Thank you very much for your interest in our work. This problem may be caused by your GPU driver being too old, it is recommended to upgrade the GUP driver from the URL: http://www.nvidia.com/Download/index.aspx Alternatively, go to: https://pytorch.org to install a PyTorch version that has been compiled with your version of the CUDA driver. We conducted tests on two different servers. The GPU driver version 535.154.05-0ubuntu0.20.04.1 operates normally, while version 515.105.01-0ubuntu1 encounters the same error, the GPU we use is V100. Therefore, it is strongly recommended to upgrade the corresponding GPU drivers based on your GPU type.
We adopted a similar evaluation method as referenced in other papers. Eq4 represents the process of downsampling the content images without adding noise.
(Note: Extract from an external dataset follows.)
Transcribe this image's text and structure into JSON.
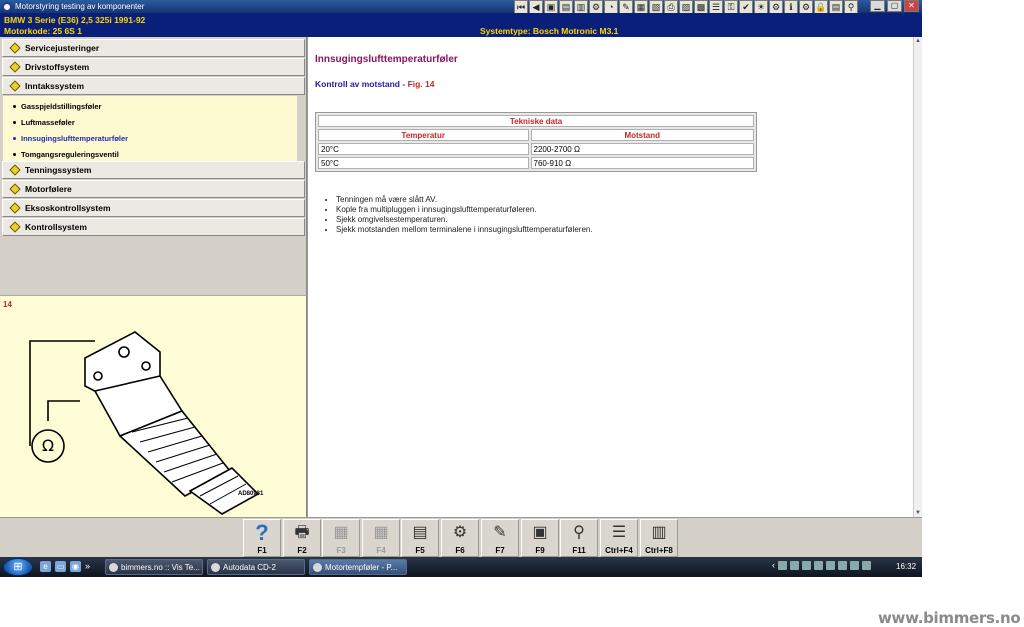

So, how to input the content image embedding into unet-encoder? The original Unet-encoder needs text embedding and latent embedding to work together for cross-attention.
As shown in Figure 2 of the paper, our FreeStyle consists of two visual encoder branches, where the lower branch takes the clean content image as input.
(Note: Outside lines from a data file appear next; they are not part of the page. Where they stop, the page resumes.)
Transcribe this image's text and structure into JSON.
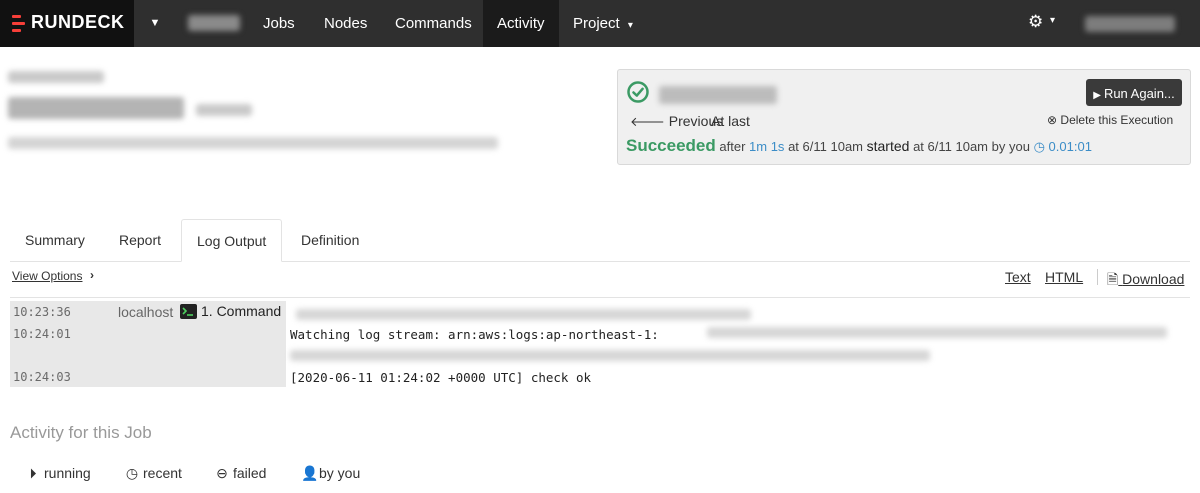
{
  "nav": {
    "brand": "RUNDECK",
    "items": [
      "Jobs",
      "Nodes",
      "Commands",
      "Activity",
      "Project"
    ],
    "active": "Activity",
    "project_caret": "▾",
    "settings_caret": "▾"
  },
  "execution": {
    "run_again": "Run Again...",
    "previous": "Previous",
    "at_last": "At last",
    "delete": "Delete this Execution",
    "status": "Succeeded",
    "after_label": "after",
    "after_duration": "1m 1s",
    "at_label": "at",
    "at_time": "6/11 10am",
    "started_label": "started",
    "started_at_label": "at",
    "started_time": "6/11 10am",
    "by_label": "by",
    "by_user": "you",
    "duration": "0.01:01",
    "status_color": "#3b9a64"
  },
  "tabs": [
    "Summary",
    "Report",
    "Log Output",
    "Definition"
  ],
  "active_tab": "Log Output",
  "log_controls": {
    "view_options": "View Options",
    "text": "Text",
    "html": "HTML",
    "download": "Download"
  },
  "log": {
    "rows": [
      {
        "time": "10:23:36",
        "node": "localhost",
        "step": "1. Command",
        "message": ""
      },
      {
        "time": "10:24:01",
        "node": "",
        "step": "",
        "message": "Watching log stream: arn:aws:logs:ap-northeast-1:"
      },
      {
        "time": "10:24:03",
        "node": "",
        "step": "",
        "message": "[2020-06-11 01:24:02 +0000 UTC] check ok"
      }
    ]
  },
  "activity": {
    "title": "Activity for this Job",
    "filters": [
      "running",
      "recent",
      "failed",
      "by you"
    ]
  }
}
However the lower branch in the code also enters text embedding.
https://github.com/FreeStyleFreeLunch/FreeStyle/blob/main/diffusers_test/pipeline_stable_diffusion_xl.py#L1007, https://github.com/FreeStyleFreeLunch/FreeStyle/blob/main/diffusers_test/pipeline_stable_diffusion_xl.py#L1018
Furthermore, I think you can mark out the key parts of the code in the README file to help others quickly understand your work. If I understand correctly, this part should be in:
upper branch:
lower branch:
https://github.com/FreeStyleFreeLunch/FreeStyle/blob/main/diffusers_test/pipeline_stable_diffusion_xl.py#L1018 where skip_stach is the upper branch's return
https://github.com/FreeStyleFreeLunch/FreeStyle/blob/main/diffusers/src/diffusers/models/unet_2d_condition.py#L97 use skip_stach
Thank you very much for your valuable suggestions. We will consider including hints about the principal modification spots in the README of subsequent versions. Upon reviewing the specific locations you mentioned, it's clear that modifications have indeed been made there.
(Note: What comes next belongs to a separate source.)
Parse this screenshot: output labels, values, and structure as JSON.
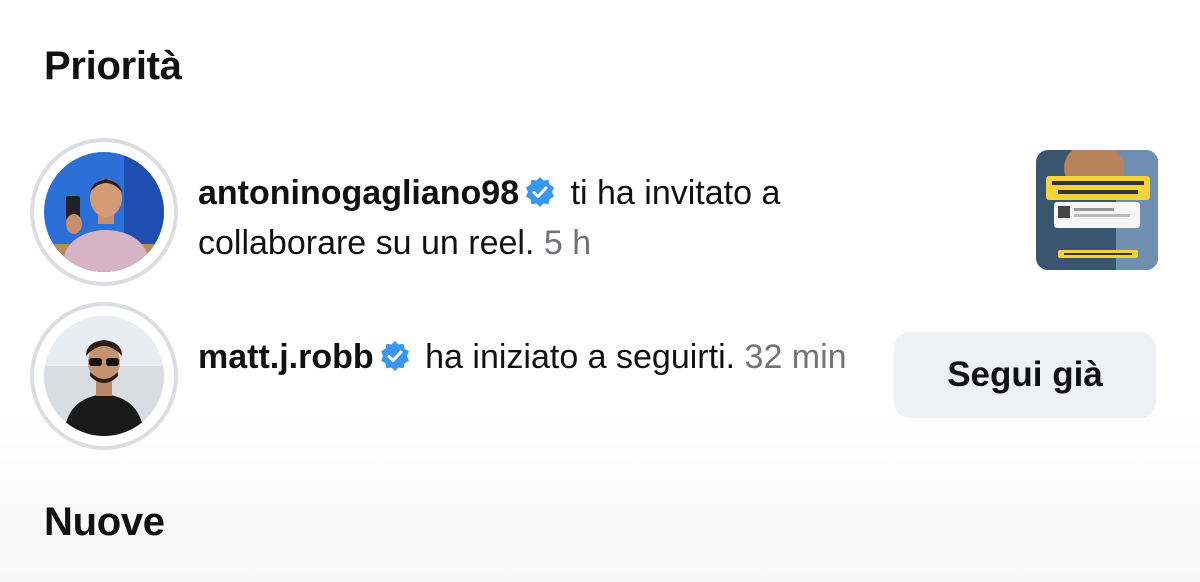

Furthermore, I think you can mark out the key parts of the code in the README file to help others quickly understand your work. If I understand correctly, this part should be in:此外,我认为您可以在 README 文件中标记出代码的关键部分,以帮助其他人快速理解您的工作。如果我理解正确,这部分应该在:
upper branch: 上分支:
- https://github.com/FreeStyleFreeLunch/FreeStyle/blob/main/diffusers_test/pipeline_stable_diffusion_xl.py#L1007 where skip_stack == None其中 skip_stack == 无
- https://github.com/FreeStyleFreeLunch/FreeStyle/blob/main/diffusers/src/diffusers/models/unet_2d_condition.py#L976 return the unet encoder features to skip_stack,将 UNET 编码器功能返回给 skip_stack,
lower branch: 下分支:
- https://github.com/FreeStyleFreeLunch/FreeStyle/blob/main/diffusers_test/pipeline_stable_diffusion_xl.py#L1018 where skip_stach is the upper branch's return其中 skip_stach 是上分支的返回
- https://github.com/FreeStyleFreeLunch/FreeStyle/blob/main/diffusers/src/diffusers/models/unet_2d_condition.py#L97 use skip_stach 使用skip_stach
- https://github.com/FreeStyleFreeLunch/FreeStyle/blob/main/diffusers/src/diffusers/models/unet_2d_blocks.py#L2182 core code. 核心代码。
Thank you for highlighting the key parts of the code
The content images appear to be generated directly from SDXL. Can you provide some transfer results on real images with irregularities? For example, there are no restrictions on resolution or image quality.
and the second row of eq4 is hard to understand. how do input an image without a text prompt into diffusion models?
In addition, the code has so many bugs that need to be fixed.